Mora numa cidade que me cativa. Uso o verbo no presente. Não será um engano? Acho que tive amores mais explícitos. Sou um pouco recolhido. Aprecio ficar em casa, ler um livro e ,sobretudo, curtir um som. A sensibilidade é fundamental. O mundo é diluído, preserva ambiguidades, desfaz esperanças. Há muito que afirmar. Não vou me aprisionar à velha dualidade e proclamar a existência do bem e do mal. Quem sabe o conteúdo dos desacertos, das espertezas, das megalomanias, das competições? A vida corre numa velocidade cada vez mais visível. Não me furto de buscar compreendê-la, no entanto desprezos e apatias flutuam como um tapete das mil e uma noites.

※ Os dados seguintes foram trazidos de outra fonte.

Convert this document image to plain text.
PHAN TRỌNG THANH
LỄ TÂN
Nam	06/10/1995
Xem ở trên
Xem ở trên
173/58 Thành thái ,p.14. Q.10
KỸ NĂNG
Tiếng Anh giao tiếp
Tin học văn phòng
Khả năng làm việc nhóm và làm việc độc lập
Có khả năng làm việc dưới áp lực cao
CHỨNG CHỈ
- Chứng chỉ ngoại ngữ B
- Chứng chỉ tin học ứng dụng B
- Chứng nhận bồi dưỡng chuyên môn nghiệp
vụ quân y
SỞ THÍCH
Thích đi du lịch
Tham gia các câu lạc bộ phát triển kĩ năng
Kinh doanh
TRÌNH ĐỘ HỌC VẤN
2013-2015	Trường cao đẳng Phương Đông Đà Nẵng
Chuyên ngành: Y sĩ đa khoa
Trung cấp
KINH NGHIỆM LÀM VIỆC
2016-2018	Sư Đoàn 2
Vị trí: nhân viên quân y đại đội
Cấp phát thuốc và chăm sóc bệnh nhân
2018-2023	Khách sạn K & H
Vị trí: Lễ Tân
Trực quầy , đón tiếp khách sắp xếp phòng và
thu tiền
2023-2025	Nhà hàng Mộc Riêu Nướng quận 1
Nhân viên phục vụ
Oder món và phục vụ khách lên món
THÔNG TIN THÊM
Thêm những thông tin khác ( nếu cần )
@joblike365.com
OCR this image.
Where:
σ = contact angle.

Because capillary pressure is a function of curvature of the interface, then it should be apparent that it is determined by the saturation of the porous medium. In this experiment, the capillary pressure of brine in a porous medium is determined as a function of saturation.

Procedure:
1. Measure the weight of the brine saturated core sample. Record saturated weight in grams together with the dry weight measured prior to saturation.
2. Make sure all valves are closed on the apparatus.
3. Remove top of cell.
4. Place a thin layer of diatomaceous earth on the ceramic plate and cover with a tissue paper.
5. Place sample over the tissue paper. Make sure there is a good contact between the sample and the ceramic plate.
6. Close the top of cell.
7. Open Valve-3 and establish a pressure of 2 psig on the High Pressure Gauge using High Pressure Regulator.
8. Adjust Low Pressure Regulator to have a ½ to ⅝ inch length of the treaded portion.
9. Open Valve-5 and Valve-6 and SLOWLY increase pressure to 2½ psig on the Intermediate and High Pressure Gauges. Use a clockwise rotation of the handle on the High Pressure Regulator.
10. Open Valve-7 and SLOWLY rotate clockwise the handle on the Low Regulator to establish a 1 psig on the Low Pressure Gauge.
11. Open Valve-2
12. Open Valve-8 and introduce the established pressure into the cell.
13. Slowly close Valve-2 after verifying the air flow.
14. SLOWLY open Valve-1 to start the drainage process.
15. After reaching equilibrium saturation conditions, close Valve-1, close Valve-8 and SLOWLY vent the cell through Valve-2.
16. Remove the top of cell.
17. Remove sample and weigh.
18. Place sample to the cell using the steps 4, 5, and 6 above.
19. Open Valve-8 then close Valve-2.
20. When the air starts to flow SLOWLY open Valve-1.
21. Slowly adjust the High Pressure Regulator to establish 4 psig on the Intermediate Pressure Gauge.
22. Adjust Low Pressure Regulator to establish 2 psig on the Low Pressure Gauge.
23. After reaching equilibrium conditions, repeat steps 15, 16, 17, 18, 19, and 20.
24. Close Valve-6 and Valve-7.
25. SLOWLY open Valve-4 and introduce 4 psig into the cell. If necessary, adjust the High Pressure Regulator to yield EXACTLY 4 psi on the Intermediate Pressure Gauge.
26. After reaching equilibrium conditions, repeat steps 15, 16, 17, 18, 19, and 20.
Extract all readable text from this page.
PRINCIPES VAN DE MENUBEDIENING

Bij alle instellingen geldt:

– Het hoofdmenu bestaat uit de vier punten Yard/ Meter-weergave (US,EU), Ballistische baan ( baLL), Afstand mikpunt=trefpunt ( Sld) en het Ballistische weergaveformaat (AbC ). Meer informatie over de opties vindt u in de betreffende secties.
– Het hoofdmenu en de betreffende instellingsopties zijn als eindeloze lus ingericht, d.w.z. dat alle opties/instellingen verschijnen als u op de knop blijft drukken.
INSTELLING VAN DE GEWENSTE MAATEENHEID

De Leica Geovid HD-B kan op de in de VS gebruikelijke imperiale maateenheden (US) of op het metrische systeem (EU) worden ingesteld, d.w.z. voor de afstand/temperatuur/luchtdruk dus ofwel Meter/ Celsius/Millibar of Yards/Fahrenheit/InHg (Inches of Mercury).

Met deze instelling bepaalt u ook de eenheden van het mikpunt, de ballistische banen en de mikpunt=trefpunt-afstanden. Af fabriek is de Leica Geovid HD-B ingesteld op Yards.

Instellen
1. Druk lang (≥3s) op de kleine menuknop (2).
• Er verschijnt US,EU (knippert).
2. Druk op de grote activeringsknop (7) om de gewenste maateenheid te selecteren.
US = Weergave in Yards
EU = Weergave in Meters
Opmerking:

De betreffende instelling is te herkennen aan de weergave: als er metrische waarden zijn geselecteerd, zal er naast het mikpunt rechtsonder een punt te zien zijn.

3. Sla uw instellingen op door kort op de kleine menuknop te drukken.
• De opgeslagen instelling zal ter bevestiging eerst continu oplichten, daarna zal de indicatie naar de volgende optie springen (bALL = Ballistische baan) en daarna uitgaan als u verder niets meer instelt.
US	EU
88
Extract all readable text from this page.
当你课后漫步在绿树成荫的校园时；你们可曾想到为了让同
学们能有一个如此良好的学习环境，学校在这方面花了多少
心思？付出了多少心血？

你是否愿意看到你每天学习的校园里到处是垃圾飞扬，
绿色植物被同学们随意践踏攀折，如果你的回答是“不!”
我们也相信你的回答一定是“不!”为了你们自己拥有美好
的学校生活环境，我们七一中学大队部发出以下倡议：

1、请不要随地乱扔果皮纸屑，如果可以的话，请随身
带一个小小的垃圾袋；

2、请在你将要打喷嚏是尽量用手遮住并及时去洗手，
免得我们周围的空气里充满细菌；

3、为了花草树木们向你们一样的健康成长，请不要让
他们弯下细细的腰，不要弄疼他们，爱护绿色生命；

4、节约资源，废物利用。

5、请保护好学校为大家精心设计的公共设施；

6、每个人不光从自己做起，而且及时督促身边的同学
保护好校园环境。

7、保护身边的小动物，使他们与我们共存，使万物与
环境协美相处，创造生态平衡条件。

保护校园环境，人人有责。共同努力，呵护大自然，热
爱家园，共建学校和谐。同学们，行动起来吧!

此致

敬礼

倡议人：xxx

Nem por isso, desistirei de bordar minhas conversas e minha escrita. Tenho que fortalecer a sintonia, para não perder o fascínio pelas curvas. O mundo possui cores diversas, não posso reduzi-lo a um único silêncio ou ruído. O desafio é navegar na simultaneidade do tempo. Nem sempre encontro um cais disponível, nem sempre sobra espaço para esticar o corpo. Se cidade onde moro me abre seus braços, não me acorda anunciando medos, os desejos podem sorrir e enfrentar travessias com malabarismos divertidos. Quando os estranhamentos invadem o cotidiano a atmosfera da solidão se amplia.
Falo da cidade, porque é meu lugar de entrega e também de fuga. Prossigo, sem vacilações. O que me cativava está ganhando distância. Não sei dirigir. Isso me afasta dos tumultos mais violentos do trânsito. Observo que há uma preocupação frequente com a chamada mobilidade. Não me restrinjo, apenas, ao movimento dos automóveis. As mudanças aparentes tornam a sociedade desenganada. Oimobilismo existe no meio da turbulência. É uma contradição, porque confundimos a superfície com o mergulho no abismo. Fechamos os olhos e soltamos as ambições individualistas mais comuns.
A cidade está repleta de máquinas. Não adianta ressaltar que elas facilitam a convivência e trazem agilidades. Não me convenço. As multidões se divertem com o descartável, cantam em espetáculo milionários, se seduzem com as formas das máquinas. Há muita dominação escondendo os projetos de autonomia, diminuindo seus impactos, distraindo-os com o supérfluo. Não quero decretar a inutilidade da máquinas. Não tenho pretensões proféticas. A cidade está se acanhando. É um lugar de negócios atrapalhados e egocêntricos. Quem os combate termina traçando lógicas desordenadas? Qual serão os significados de cativar, de fluir, de espreguiçar-se? E a máquina é um registro do controle ou uma invenção lúdica?